Abstract: "Search engine spider crawling law one of the spiders how to crawl the link" write the distance today has been more than 20 days, would have been writing down, but after the first article, suddenly no idea. I talked to my friends today. The timeliness of the chain,
"Search engine spider Crawl law one of the secrets of spiders How to crawl the link" write the distance today has been more than 20 days, would have been writing down, but after the first article, suddenly no idea. Today with friends talk about the timeliness of the chain, that is, outside the chain will not fail.
This article no longer discusses the relevant content of the theory, but will give some examples to prove the first article, but also say the timeliness of the link.
First of all, the outer chain of the page was deleted, the external chain is effective?
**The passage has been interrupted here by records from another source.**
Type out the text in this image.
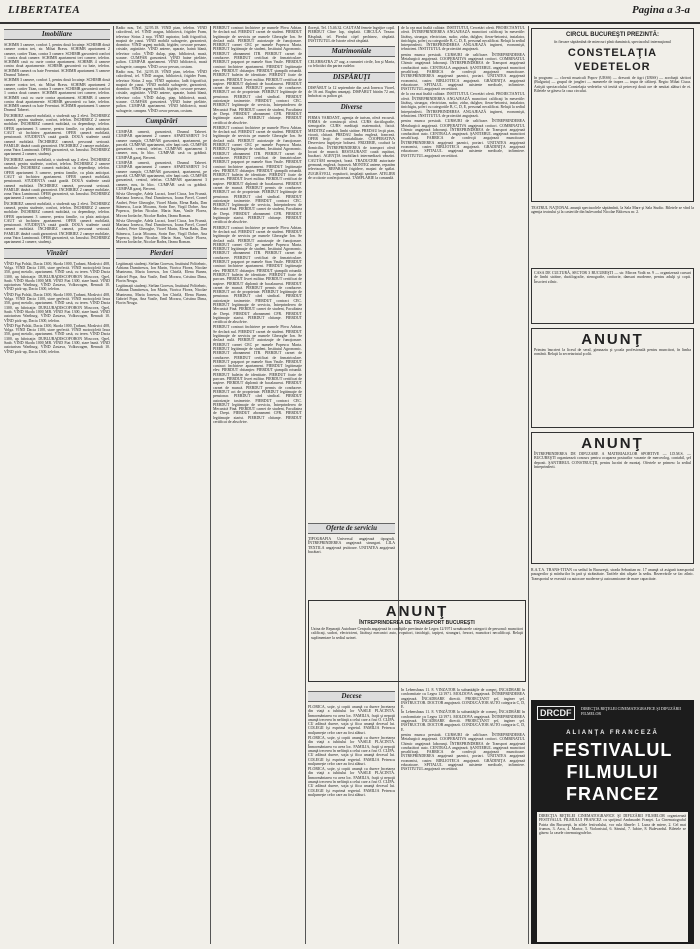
LIBERTATEA	Pagina a 3-a
Imobiliare

SCHIMB 3 camere, confort 1, pentru două locuinţe. SCHIMB două camere contra trei, str. Mihai Bravu. SCHIMB apartament 2 camere, cartier Titan, contra 3 camere. SCHIMB garsonieră confort 1 contra două camere. SCHIMB apartament trei camere, telefon. SCHIMB casă cu curte contra apartament. SCHIMB 4 camere contra două apartamente. SCHIMB garsonieră cu baie, telefon. SCHIMB cameră cu baie Ferentari. SCHIMB apartament 3 camere Drumul Taberei.

SCHIMB 3 camere, confort 1, pentru două locuinţe. SCHIMB două camere contra trei, str. Mihai Bravu. SCHIMB apartament 2 camere, cartier Titan, contra 3 camere. SCHIMB garsonieră confort 1 contra două camere. SCHIMB apartament trei camere, telefon. SCHIMB casă cu curte contra apartament. SCHIMB 4 camere contra două apartamente. SCHIMB garsonieră cu baie, telefon. SCHIMB cameră cu baie Ferentari. SCHIMB apartament 3 camere Drumul Taberei.

ÎNCHIRIEZ cameră mobilată, o studentă sau 2 elevi. ÎNCHIRIEZ cameră, pentru studente, confort, telefon. ÎNCHIRIEZ 2 camere mobilate. ÎNCHIRIEZ cameră mobilată, cu dependinţe, telefon. OFER apartament 3 camere, pentru familie, cu plata anticipat. CAUT să închiriez apartament. OFER cameră mobilată, pensionară. STUDENTĂ caută gazdă. DOUĂ studente caută cameră mobilată. ÎNCHIRIEZ cameră, persoană serioasă. FAMILIE tânără caută garsonieră. INCHIRIEZ 2 camere mobilate, zona Vatra Luminoasă. OFER garsonieră, str. Iancului. ÎNCHIRIEZ apartament 2 camere, studenţi.

ÎNCHIRIEZ cameră mobilată, o studentă sau 2 elevi. ÎNCHIRIEZ cameră, pentru studente, confort, telefon. ÎNCHIRIEZ 2 camere mobilate. ÎNCHIRIEZ cameră mobilată, cu dependinţe, telefon. OFER apartament 3 camere, pentru familie, cu plata anticipat. CAUT să închiriez apartament. OFER cameră mobilată, pensionară. STUDENTĂ caută gazdă. DOUĂ studente caută cameră mobilată. ÎNCHIRIEZ cameră, persoană serioasă. FAMILIE tânără caută garsonieră. INCHIRIEZ 2 camere mobilate, zona Vatra Luminoasă. OFER garsonieră, str. Iancului. ÎNCHIRIEZ apartament 2 camere, studenţi.

ÎNCHIRIEZ cameră mobilată, o studentă sau 2 elevi. ÎNCHIRIEZ cameră, pentru studente, confort, telefon. ÎNCHIRIEZ 2 camere mobilate. ÎNCHIRIEZ cameră mobilată, cu dependinţe, telefon. OFER apartament 3 camere, pentru familie, cu plata anticipat. CAUT să închiriez apartament. OFER cameră mobilată, pensionară. STUDENTĂ caută gazdă. DOUĂ studente caută cameră mobilată. ÎNCHIRIEZ cameră, persoană serioasă. FAMILIE tânără caută garsonieră. INCHIRIEZ 2 camere mobilate, zona Vatra Luminoasă. OFER garsonieră, str. Iancului. ÎNCHIRIEZ apartament 2 camere, studenţi.

Vînzări

VÎND Fiat Polski, Dacia 1300, Skoda 1000, Trabant, Moskvici 408, Volga. VÎND Dacia 1100, stare perfectă. VÎND motocicletă Iawa 350, garaj metalic, apartament. VÎND casă, cu teren. VÎND Dacia 1300, an fabricaţie. DUBLURADISCOFORON Moscova, Opel, Saab. VÎND Skoda 1000 MB. VÎND Fiat 1300, stare bună. VÎND autoturism Wartburg. VÎND Zastava, Volkswagen, Renault 10. VÎND pick-up, Dacia 1300, telefon.

VÎND Fiat Polski, Dacia 1300, Skoda 1000, Trabant, Moskvici 408, Volga. VÎND Dacia 1100, stare perfectă. VÎND motocicletă Iawa 350, garaj metalic, apartament. VÎND casă, cu teren. VÎND Dacia 1300, an fabricaţie. DUBLURADISCOFORON Moscova, Opel, Saab. VÎND Skoda 1000 MB. VÎND Fiat 1300, stare bună. VÎND autoturism Wartburg. VÎND Zastava, Volkswagen, Renault 10. VÎND pick-up, Dacia 1300, telefon.

VÎND Fiat Polski, Dacia 1300, Skoda 1000, Trabant, Moskvici 408, Volga. VÎND Dacia 1100, stare perfectă. VÎND motocicletă Iawa 350, garaj metalic, apartament. VÎND casă, cu teren. VÎND Dacia 1300, an fabricaţie. DUBLURADISCOFORON Moscova, Opel, Saab. VÎND Skoda 1000 MB. VÎND Fiat 1300, stare bună. VÎND autoturism Wartburg. VÎND Zastava, Volkswagen, Renault 10. VÎND pick-up, Dacia 1300, telefon.

Radio nou, Tel. 32.95.18. VÎND pian, telefon. VÎND caloriferul, tel. VÎND aragaz, bibliotecă, frigider Fram, televizor Sirius 2 nou. VÎND aspirator, ladă frigorifică, maşină de cusut. VÎND mobilă sufragerie, garsonieră, dormitor. VÎND urgent mobilă, frigider, covoare persane, cristale, argintărie. VÎND antene, aparate, haină blană, televizor color. VÎND dulap, pian, bibliotecă, masă, scaune. CUMPĂR garsonieră. VÎND haine pielărie, palton. CUMPĂR apartament. VÎND bibliotecă, masă sufragerie, canapea. VÎND covor persan, costum.

Radio nou, Tel. 32.95.18. VÎND pian, telefon. VÎND caloriferul, tel. VÎND aragaz, bibliotecă, frigider Fram, televizor Sirius 2 nou. VÎND aspirator, ladă frigorifică, maşină de cusut. VÎND mobilă sufragerie, garsonieră, dormitor. VÎND urgent mobilă, frigider, covoare persane, cristale, argintărie. VÎND antene, aparate, haină blană, televizor color. VÎND dulap, pian, bibliotecă, masă, scaune. CUMPĂR garsonieră. VÎND haine pielărie, palton. CUMPĂR apartament. VÎND bibliotecă, masă sufragerie, canapea. VÎND covor persan, costum.

Cumpărări

CUMPĂR cameră, garsonieră, Drumul Taberei. CUMPĂR apartament 2 camere. APARTAMENT 3-4 camere cumpăr. CUMPĂR garsonieră, apartament, pe parcelă. CUMPĂR apartament, ofer bani cash. CUMPĂR garsonieră, central, telefon. CUMPĂR apartament 3 camere, nou, în bloc. CUMPĂR casă cu grădină. CUMPĂR garaj, Berceni.

CUMPĂR cameră, garsonieră, Drumul Taberei. CUMPĂR apartament 2 camere. APARTAMENT 3-4 camere cumpăr. CUMPĂR garsonieră, apartament, pe parcelă. CUMPĂR apartament, ofer bani cash. CUMPĂR garsonieră, central, telefon. CUMPĂR apartament 3 camere, nou, în bloc. CUMPĂR casă cu grădină. CUMPĂR garaj, Berceni.

Silvia Gheorghe, Adela Lucaci, Ionel Ciuca, Ion Frunză, Mariana Ionescu, Paul Dumitrescu, Ioana Pavel, Cornel Andrei, Petre Gheorghe, Viorel Marin, Elena Radu, Dan Stănescu, Lucia Mocanu, Sorin Ene, Virgil Dobre, Ana Popescu, Ştefan Niculae, Maria Stan, Vasile Florea, Mircea Iordache, Nicolae Badea, Ileana Roman.

Silvia Gheorghe, Adela Lucaci, Ionel Ciuca, Ion Frunză, Mariana Ionescu, Paul Dumitrescu, Ioana Pavel, Cornel Andrei, Petre Gheorghe, Viorel Marin, Elena Radu, Dan Stănescu, Lucia Mocanu, Sorin Ene, Virgil Dobre, Ana Popescu, Ştefan Niculae, Maria Stan, Vasile Florea, Mircea Iordache, Nicolae Badea, Ileana Roman.

Pierderi

Legitimaţii studenţi. Stelian Gorescu, Institutul Politehnic, Adriana Dumitrescu, Ion Marin, Viorica Florea, Nicolae Munteanu, Maria Ionescu, Ion Chirilă, Elena Bunea, Gabriel Popa, Ana Vasile, Emil Moraru, Cristina Dima, Florin Neagu.

Legitimaţii studenţi. Stelian Gorescu, Institutul Politehnic, Adriana Dumitrescu, Ion Marin, Viorica Florea, Nicolae Munteanu, Maria Ionescu, Ion Chirilă, Elena Bunea, Gabriel Popa, Ana Vasile, Emil Moraru, Cristina Dima, Florin Neagu.

PIERDUT contract închiriere pe numele Pîrvu Adrian. Se declară nul. PIERDUT carnet de student. PIERDUT legitimaţie de serviciu pe numele Gheorghe Ion. Se declară nulă. PIERDUT autorizaţie de funcţionare. PIERDUT carnet CEC pe numele Popescu Maria. PIERDUT legitimaţie de student, Institutul Agronomic. PIERDUT abonament ITB. PIERDUT carnet de conducere. PIERDUT certificat de înmatriculare. PIERDUT paşaport pe numele Stan Vasile. PIERDUT contract închiriere apartament. PIERDUT legitimaţie elev. PIERDUT chitanţier. PIERDUT ştampilă rotundă. PIERDUT buletin de identitate. PIERDUT foaie de parcurs. PIERDUT livret militar. PIERDUT certificat de naştere. PIERDUT diplomă de bacalaureat. PIERDUT carnet de muncă. PIERDUT permis de conducere. PIERDUT act de proprietate. PIERDUT legitimaţie de pensionar. PIERDUT cârd sindical. PIERDUT autorizaţie taximetrie. PIERDUT contract CEC. PIERDUT legitimaţie de serviciu, Întreprinderea de Mecanică Fină. PIERDUT carnet de student, Facultatea de Drept. PIERDUT abonament CFR. PIERDUT legitimaţie ziarist. PIERDUT chitanţe. PIERDUT certificat de absolvire.

PIERDUT contract închiriere pe numele Pîrvu Adrian. Se declară nul. PIERDUT carnet de student. PIERDUT legitimaţie de serviciu pe numele Gheorghe Ion. Se declară nulă. PIERDUT autorizaţie de funcţionare. PIERDUT carnet CEC pe numele Popescu Maria. PIERDUT legitimaţie de student, Institutul Agronomic. PIERDUT abonament ITB. PIERDUT carnet de conducere. PIERDUT certificat de înmatriculare. PIERDUT paşaport pe numele Stan Vasile. PIERDUT contract închiriere apartament. PIERDUT legitimaţie elev. PIERDUT chitanţier. PIERDUT ştampilă rotundă. PIERDUT buletin de identitate. PIERDUT foaie de parcurs. PIERDUT livret militar. PIERDUT certificat de naştere. PIERDUT diplomă de bacalaureat. PIERDUT carnet de muncă. PIERDUT permis de conducere. PIERDUT act de proprietate. PIERDUT legitimaţie de pensionar. PIERDUT cârd sindical. PIERDUT autorizaţie taximetrie. PIERDUT contract CEC. PIERDUT legitimaţie de serviciu, Întreprinderea de Mecanică Fină. PIERDUT carnet de student, Facultatea de Drept. PIERDUT abonament CFR. PIERDUT legitimaţie ziarist. PIERDUT chitanţe. PIERDUT certificat de absolvire.

PIERDUT contract închiriere pe numele Pîrvu Adrian. Se declară nul. PIERDUT carnet de student. PIERDUT legitimaţie de serviciu pe numele Gheorghe Ion. Se declară nulă. PIERDUT autorizaţie de funcţionare. PIERDUT carnet CEC pe numele Popescu Maria. PIERDUT legitimaţie de student, Institutul Agronomic. PIERDUT abonament ITB. PIERDUT carnet de conducere. PIERDUT certificat de înmatriculare. PIERDUT paşaport pe numele Stan Vasile. PIERDUT contract închiriere apartament. PIERDUT legitimaţie elev. PIERDUT chitanţier. PIERDUT ştampilă rotundă. PIERDUT buletin de identitate. PIERDUT foaie de parcurs. PIERDUT livret militar. PIERDUT certificat de naştere. PIERDUT diplomă de bacalaureat. PIERDUT carnet de muncă. PIERDUT permis de conducere. PIERDUT act de proprietate. PIERDUT legitimaţie de pensionar. PIERDUT cârd sindical. PIERDUT autorizaţie taximetrie. PIERDUT contract CEC. PIERDUT legitimaţie de serviciu, Întreprinderea de Mecanică Fină. PIERDUT carnet de student, Facultatea de Drept. PIERDUT abonament CFR. PIERDUT legitimaţie ziarist. PIERDUT chitanţe. PIERDUT certificat de absolvire.

PIERDUT contract închiriere pe numele Pîrvu Adrian. Se declară nul. PIERDUT carnet de student. PIERDUT legitimaţie de serviciu pe numele Gheorghe Ion. Se declară nulă. PIERDUT autorizaţie de funcţionare. PIERDUT carnet CEC pe numele Popescu Maria. PIERDUT legitimaţie de student, Institutul Agronomic. PIERDUT abonament ITB. PIERDUT carnet de conducere. PIERDUT certificat de înmatriculare. PIERDUT paşaport pe numele Stan Vasile. PIERDUT contract închiriere apartament. PIERDUT legitimaţie elev. PIERDUT chitanţier. PIERDUT ştampilă rotundă. PIERDUT buletin de identitate. PIERDUT foaie de parcurs. PIERDUT livret militar. PIERDUT certificat de naştere. PIERDUT diplomă de bacalaureat. PIERDUT carnet de muncă. PIERDUT permis de conducere. PIERDUT act de proprietate. PIERDUT legitimaţie de pensionar. PIERDUT cârd sindical. PIERDUT autorizaţie taximetrie. PIERDUT contract CEC. PIERDUT legitimaţie de serviciu, Întreprinderea de Mecanică Fină. PIERDUT carnet de student, Facultatea de Drept. PIERDUT abonament CFR. PIERDUT legitimaţie ziarist. PIERDUT chitanţe. PIERDUT certificat de absolvire.

floreşti, Tel. 15.46.32. CAUTĂM femeie îngrijire copil. PIERDUT Cîine lup, răsplată. CIRCULA Tezaur. Răsplată, tel. Pierdut căţel pechinez, răsplată. INSTITUTUL de Istorie oferă răsplată.

Matrimoniale

CELEBRATRA 27 aug. a cununiei civile, Ion şi Maria, cu felicitări din partea rudelor.

DISPĂRUŢI

DISPĂRUT la 12 septembrie din casă Ionescu Viorel, de 16 ani. Rugăm anunţaţi. DISPĂRUT bătrân 72 ani, îmbrăcat cu palton gri.

Diverse

FIRMA VARDANT, agenţia de turism, oferă excursii. FIRMA de construcţii oferă. CURS dactilografie, stenografie. CURS meditaţii matematică, fizică. MEDITEZ română, limbi străine. PREDAU lecţii pian, vioară, chitară. PREDAU limba engleză, franceză. OFER lecţii de contabilitate. COOPERATIVA Deservirea îngrijeşte bolnavi. FRIZERIE, coafură la domiciliu. ÎNTREPRINDEREA de transport oferă locuri de muncă. RESTAURANT caută ospătari, bucătari. AGENŢIA imobiliară intermediază vânzări. CAUTĂM menajeră, bonă. TRADUCERI autorizate germană, engleză, franceză. MONTEZ antene, reparăm televizoare. REPARĂM frigidere, maşini de spălat. ZUGRĂVELI, vopsitorii, instalaţii sanitare. ATELIER de croitorie confecţionează. TÂMPLĂRIE la comandă.

ANUNŢ
ÎNTREPRINDEREA DE TRANSPORT BUCUREŞTI

Uzina de Reparaţii Autobuze Cenţrala angajează în condiţiile prevăzute de Legea 12/1971 următoarele categorii de personal: muncitori calificaţi, sudori, electricieni, lăcătuşi mecanici auto, vopsitori, tinichigii, tapiţeri, strungari, frezori, muncitori necalificaţi. Relaţii suplimentare la sediul uzinei.

Decese

FLORICA, soţie, şi copiii anunţă cu durere încetarea din viaţă a iubitului lor VASILE PLĂCINTĂ. Înmormântarea va avea loc. FAMILIA, fraţii şi nepoţii anunţă trecerea în nefiinţă a celui care a fost O. CLIPA. CU adâncă durere, soţia şi fiica anunţă decesul lui. COLEGII îşi exprimă regretul. FAMILIA Petrescu mulţumeşte celor care au fost alături.

FLORICA, soţie, şi copiii anunţă cu durere încetarea din viaţă a iubitului lor VASILE PLĂCINTĂ. Înmormântarea va avea loc. FAMILIA, fraţii şi nepoţii anunţă trecerea în nefiinţă a celui care a fost O. CLIPA. CU adâncă durere, soţia şi fiica anunţă decesul lui. COLEGII îşi exprimă regretul. FAMILIA Petrescu mulţumeşte celor care au fost alături.

FLORICA, soţie, şi copiii anunţă cu durere încetarea din viaţă a iubitului lor VASILE PLĂCINTĂ. Înmormântarea va avea loc. FAMILIA, fraţii şi nepoţii anunţă trecerea în nefiinţă a celui care a fost O. CLIPA. CU adâncă durere, soţia şi fiica anunţă decesul lui. COLEGII îşi exprimă regretul. FAMILIA Petrescu mulţumeşte celor care au fost alături.

de la cea mai înaltă calitate. INSTITUTUL Cercetări oferă. PROIECTANTUL oferă. ÎNTREPRINDEREA ANGAJEAZĂ muncitori calificaţi în meseriile: lăcătuş, strungar, electrician, sudor, zidar, dulgher, fierar-betonist, instalator, tinichigiu, şoferi cu categoriile B, C, D, E, personal necalificat. Relaţii la sediul întreprinderii. ÎNTREPRINDEREA ANGAJEAZĂ ingineri, economişti, tehnicieni. INSTITUTUL de proiectări angajează.

pentru munca prestată. CURSURI de calificare. ÎNTREPRINDEREA Metalurgică angajează. COOPERATIVA angajează croitori. COMBINATUL Chimic angajează laboranţi. ÎNTREPRINDEREA de Transport angajează conducători auto. CENTRALA angajează. ŞANTIERUL angajează muncitori necalificaţi. FABRICA de confecţii angajează muncitoare. ÎNTREPRINDEREA angajează paznici, portari. UNITATEA angajează economist, casier. BIBLIOTECA angajează. GRĂDINIŢA angajează educatoare. SPITALUL angajează asistente medicale, infirmiere. INSTITUTUL angajează cercetători.

de la cea mai înaltă calitate. INSTITUTUL Cercetări oferă. PROIECTANTUL oferă. ÎNTREPRINDEREA ANGAJEAZĂ muncitori calificaţi în meseriile: lăcătuş, strungar, electrician, sudor, zidar, dulgher, fierar-betonist, instalator, tinichigiu, şoferi cu categoriile B, C, D, E, personal necalificat. Relaţii la sediul întreprinderii. ÎNTREPRINDEREA ANGAJEAZĂ ingineri, economişti, tehnicieni. INSTITUTUL de proiectări angajează.

pentru munca prestată. CURSURI de calificare. ÎNTREPRINDEREA Metalurgică angajează. COOPERATIVA angajează croitori. COMBINATUL Chimic angajează laboranţi. ÎNTREPRINDEREA de Transport angajează conducători auto. CENTRALA angajează. ŞANTIERUL angajează muncitori necalificaţi. FABRICA de confecţii angajează muncitoare. ÎNTREPRINDEREA angajează paznici, portari. UNITATEA angajează economist, casier. BIBLIOTECA angajează. GRĂDINIŢA angajează educatoare. SPITALUL angajează asistente medicale, infirmiere. INSTITUTUL angajează cercetători.

În Lebenshaus 11. 8. VINZĂTOR la subunităţile de comerţ. ÎNCADRĂRI în conformitate cu Legea 12/1971. MOLDOVA angajează. ÎNTREPRINDEREA angajează. ÎNCADRARE directă. PROIECTANT şef, inginer şef. INSTRUCTOR. DOCTOR angajează. CONDUCĂTOR AUTO categoria C, D, E.

În Lebenshaus 11. 8. VINZĂTOR la subunităţile de comerţ. ÎNCADRĂRI în conformitate cu Legea 12/1971. MOLDOVA angajează. ÎNTREPRINDEREA angajează. ÎNCADRARE directă. PROIECTANT şef, inginer şef. INSTRUCTOR. DOCTOR angajează. CONDUCĂTOR AUTO categoria C, D, E.

pentru munca prestată. CURSURI de calificare. ÎNTREPRINDEREA Metalurgică angajează. COOPERATIVA angajează croitori. COMBINATUL Chimic angajează laboranţi. ÎNTREPRINDEREA de Transport angajează conducători auto. CENTRALA angajează. ŞANTIERUL angajează muncitori necalificaţi. FABRICA de confecţii angajează muncitoare. ÎNTREPRINDEREA angajează paznici, portari. UNITATEA angajează economist, casier. BIBLIOTECA angajează. GRĂDINIŢA angajează educatoare. SPITALUL angajează asistente medicale, infirmiere. INSTITUTUL angajează cercetători.

Oferte de serviciu

TIPOGRAFIA Universul angajează tipografi. ÎNTREPRINDEREA angajează strungari. LILA TEXTILA angajează ţesătoare. UNITATEA angajează bucătari.

CIRCUL BUCUREŞTI PREZINTĂ:
în fiecare săptămînă de miercuri pînă duminică, spectacolul internaţional
CONSTELAŢIA VEDETELOR

în program: — clovnii muzicali Popov (URSS) — dresorii de tigri (URSS) — acrobaţii săritori (Bulgaria) — grupul de jongleri — numerele de trapez — trupa de călăreţi. Regia: Mihai Ciuca. Artiştii spectacolului Constelaţia vedetelor vă invită să petreceţi două ore de neuitat alături de ei. Biletele se găsesc la casa circului.

TEATRUL NAŢIONAL anunţă spectacolele săptămînii, la Sala Mare şi Sala Studio. Biletele se vînd la agenţia teatrului şi la casieriile din bulevardul Nicolae Bălcescu nr. 2.

CASA DE CULTURĂ, SECTOR 3 BUCUREŞTI — str. Mircea Vodă nr. 9 — organizează cursuri de limbi străine, dactilografie, stenografie, croitorie, dansuri moderne, pentru adulţi şi copii. Înscrieri zilnic.

ANUNŢ

Primim înscrieri la liceul de seral, gimnaziu şi şcoala profesională pentru muncitori, în limba română. Relaţii la secretariatul şcolii.

ANUNŢ

ÎNTREPRINDEREA DE DIFUZARE A MATERIALELOR SPORTIVE — I.D.M.S. — BUCUREŞTI organizează concurs pentru ocuparea posturilor vacante de merceolog, contabil, şef depozit. ŞANTIERUL CONSTRUCŢII, pentru lucrări de montaj. Ofertele se primesc la sediul întreprinderii.

R.A.T.A. TRANS-TITAN cu sediul în Bucureşti, strada Sebastian nr. 17 anunţă că asigură transportul pasagerilor şi mărfurilor în ţară şi străinătate. Tarifele sînt afişate la sediu. Rezervările se fac zilnic. Transportul se execută cu autocare moderne şi autocamioane de mare capacitate.

DRCDF	DIRECŢIA REŢELEI CINEMATOGRAFICE ŞI DIFUZĂRII FILMELOR
ALIANŢA FRANCEZĂ
FESTIVALUL
FILMULUI
FRANCEZ
DIRECŢIA REŢELEI CINEMATOGRAFICE ŞI DIFUZĂRII FILMELOR organizează FESTIVALUL FILMULUI FRANCEZ cu sprijinul Ambasadei Franţei. La Cinematograful Patria din Bucureşti, în zilele festivalului, vor rula filmele: 1. Luna de miere, 2. Cel mai frumos, 3. Arca, 4. Martor, 5. Violonistul, 6. Sărutul, 7. Iubire, 8. Bulevardul. Biletele se găsesc la casele cinematografelor.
The answer to the outside of the chain of the page deleted is still valid. The evidence is as follows:
My blog China blog (probably because the traffic exceeded in 2006 was deleted) has long been deleted, but Baidu still has a snapshot. The snapshot of the next page is gone today, but the article page still exists. Look at the snapshot date can be seen in 2006, or even longer.
That is, although the page has been deleted for 5 years, but the snapshot of Baidu did not delete, then you said that this link spider will not crawl it?
I feel that should be crawling, and I blog in the web of this blog is a domain name a link, at that time just made a jump to the blog home page. Later, when I enabled domain A to do a blog, I immediately got a good weight, and the article is very easy to accept seconds. I believe this link 5 years ago played a lot of role.
Second, if the chain on the page search engine without a snapshot, outside the chain is effective?
The answer may surprise many people, the outer chain of the page without a snapshot can still be effective. Reasons can be seen in the spider How to crawl the link in this article, Spiders crawl the page, will be the content and links, link is the URL will add a Web site index library, and spider crawling from this URL index library set off.
First look at the evidence, this evidence from Google Webmaster tools:
This screenshot from the Google Webmaster tool fault diagnosis 404 report, before I set up a BBS under the original site, of course, as early as the N years ago has been deleted. But this does not exist page, by Google Spiders Crawl Source address unexpectedly is also nonexistent page. With Google search, there is no snapshot of these pages (pictured below). Does that mean that the export links on the page that have been 404 years old are still valid?
Third, then outside the chain for the search engine is timeliness?
Obviously, it should be time-sensitive. Then I guess the reason for the chain failure, there should be two reasons: that is, the chain of the page is deleted or links deleted.
1. For the deletion of the page, the search engine should continue to crawl this page on the outside chain, until this page 4,041 set time, will give search engine URL index library a command to delete this outside the chain.
2. In the case of page changes, search engines should also crawl the outside chain, until this contains this outside the chain of snapshots within the search engine completely deleted, will give the URL index library a command to delete this outside the chain. Because the page containing the chain will be saved according to the circumstances of the N-time snapshots, which is why sometimes search different words, the snapshot of the page is different.
In short, the chain is time-sensitive, but link modification or page deletion does not mean that the invalid. Of course, the search engine will have a complex internal calculation, the process will not be as simple as I said.